The greatest fault of the sports media is its penchant to force the marriage of success and character to superior athletes, characteristics that are mutually exclusive.
Occasionally, though, they fit. And the state sports media discovered as much in the wake of Xavier's victory over Norwich Free Academy in the Class LL football finals at Rentschler Field. They made their way to the press box to file their stories, making frequent mention of NFA junior Marcus Outlow's comportment.
Outlow, perhaps the player most observers wanted to see that night on the grand stage, was rendered helpless by an ankle injury a few plays into the game. And yet neither fate's cruelty nor the disappointment of the final score altered Outlow's outlook.
"They (Xavier) deserved it," Outlow said. "It's just unfortunate that I couldn't play to my full potential tonight.

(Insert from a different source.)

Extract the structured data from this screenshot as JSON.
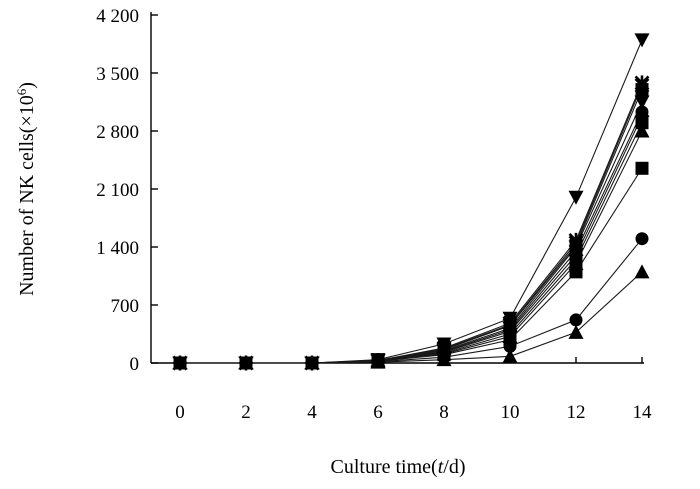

I was excited because the game plan was to get me the ball 30 times tonight, maybe even more.
"It just sucks that I came out here, and the one game this season that mattered the most, I got hurt. I could've taken it earlier in the season. I would've been fine with that. But to get here and have it happen, it's just unfortunate."
Outlow looked his inquisitors in the eye when he spoke and never once uttered anything close to a woe-is-me. All this and over 1,000 rushing yards this season from The Day's Player of the Year.

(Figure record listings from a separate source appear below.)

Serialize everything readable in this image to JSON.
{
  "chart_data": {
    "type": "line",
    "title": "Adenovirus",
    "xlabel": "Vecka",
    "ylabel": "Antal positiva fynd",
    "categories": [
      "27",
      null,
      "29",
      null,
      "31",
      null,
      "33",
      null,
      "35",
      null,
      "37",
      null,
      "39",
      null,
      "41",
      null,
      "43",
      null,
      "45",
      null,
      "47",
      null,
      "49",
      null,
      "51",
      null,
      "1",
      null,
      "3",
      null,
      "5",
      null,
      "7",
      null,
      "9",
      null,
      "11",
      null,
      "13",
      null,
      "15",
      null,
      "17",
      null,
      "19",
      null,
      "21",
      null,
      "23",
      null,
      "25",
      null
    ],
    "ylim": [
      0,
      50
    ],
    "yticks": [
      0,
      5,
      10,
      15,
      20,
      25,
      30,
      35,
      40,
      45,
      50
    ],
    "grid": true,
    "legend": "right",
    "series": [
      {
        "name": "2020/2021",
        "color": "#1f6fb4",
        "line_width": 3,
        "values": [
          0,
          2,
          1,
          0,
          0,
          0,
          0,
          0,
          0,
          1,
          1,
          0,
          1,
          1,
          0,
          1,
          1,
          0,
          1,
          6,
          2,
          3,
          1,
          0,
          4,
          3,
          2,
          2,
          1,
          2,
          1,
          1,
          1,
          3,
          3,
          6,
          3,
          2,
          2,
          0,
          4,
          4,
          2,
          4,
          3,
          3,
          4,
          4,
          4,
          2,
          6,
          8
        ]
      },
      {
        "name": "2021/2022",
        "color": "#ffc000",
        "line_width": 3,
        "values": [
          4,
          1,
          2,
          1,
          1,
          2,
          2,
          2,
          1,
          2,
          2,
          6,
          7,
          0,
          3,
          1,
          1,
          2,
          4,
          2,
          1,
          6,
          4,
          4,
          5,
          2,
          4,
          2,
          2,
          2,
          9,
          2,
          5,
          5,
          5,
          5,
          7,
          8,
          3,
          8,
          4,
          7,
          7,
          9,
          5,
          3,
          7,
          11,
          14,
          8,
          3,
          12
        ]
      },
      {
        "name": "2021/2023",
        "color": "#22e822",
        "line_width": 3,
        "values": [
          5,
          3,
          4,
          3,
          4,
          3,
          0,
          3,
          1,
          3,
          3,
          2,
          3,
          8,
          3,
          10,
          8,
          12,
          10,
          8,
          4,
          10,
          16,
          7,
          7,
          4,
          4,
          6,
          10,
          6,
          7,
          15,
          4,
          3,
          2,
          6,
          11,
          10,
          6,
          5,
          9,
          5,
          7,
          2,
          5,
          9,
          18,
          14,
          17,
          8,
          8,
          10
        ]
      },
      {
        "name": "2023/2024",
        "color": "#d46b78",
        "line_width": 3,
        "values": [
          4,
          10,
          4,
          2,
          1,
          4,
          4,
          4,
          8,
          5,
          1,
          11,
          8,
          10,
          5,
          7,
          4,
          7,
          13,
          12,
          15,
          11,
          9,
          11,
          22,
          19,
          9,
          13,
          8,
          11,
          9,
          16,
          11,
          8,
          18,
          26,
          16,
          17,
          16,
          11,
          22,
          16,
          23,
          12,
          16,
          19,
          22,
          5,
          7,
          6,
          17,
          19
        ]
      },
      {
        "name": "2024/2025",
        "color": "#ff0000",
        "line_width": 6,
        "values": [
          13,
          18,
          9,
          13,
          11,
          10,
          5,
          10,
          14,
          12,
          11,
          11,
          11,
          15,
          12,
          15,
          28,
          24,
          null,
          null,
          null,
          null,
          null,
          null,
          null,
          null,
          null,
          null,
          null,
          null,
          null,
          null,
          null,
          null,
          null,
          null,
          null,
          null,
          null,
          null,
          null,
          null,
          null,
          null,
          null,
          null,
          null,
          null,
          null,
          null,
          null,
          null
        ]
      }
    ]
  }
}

"We know we have a special player," NFA coach Jemal Davis said.
Indeed. And they'll have him again next year. Outlow will likely enter the 2013 season as the state's feature player. He surely made his way to the radar during this postseason when he helped the Wildcats defeat Newtown and Staples, all the way to the state finals.
Soon, Outlow's story became state news. Many of the nation's top football schools have some interest in him: Oregon, Alabama, Florida, Clemson, Ohio State, Michigan, BC, Oklahoma, South Carolina, Texas Tech, Oklahoma State and UConn. Not all have offered scholarships. But now that he's between his junior and senior year of high school, they may be forthcoming.
Especially if this offseason mirrors the last.
"Last offseason we sat down and talked about what we needed to do to play at next level. Marcus committed himself to doing that by going to various combines. Then he made it to a special combine in Oklahoma and he was rated one of the top backs in his class."
Davis alluded to the National Underclassmen Combine. This is what was written about him a few months before his senior season commenced:
"Outlow was one of the most impressive looking players. His physical attributes are very special. … He already has the build and speed of a Division One running back. … He was able to beat the linebackers with his speed and he can match the linebackers in physicality."
Outlow and his family moved here from Philadelphia when he was 12. He describes himself as "a city boy," and grinned at the memory of seeing so many trees in this corner of the world. His sister plays basketball for the NFA girls. They are part of the scenery here now.
"Marcus is definitely ready. A great head on his shoulders," says teammate Ryer Caruso, who drives Outlow home from practice every day. "He's ready to take on the world. A very smart kid."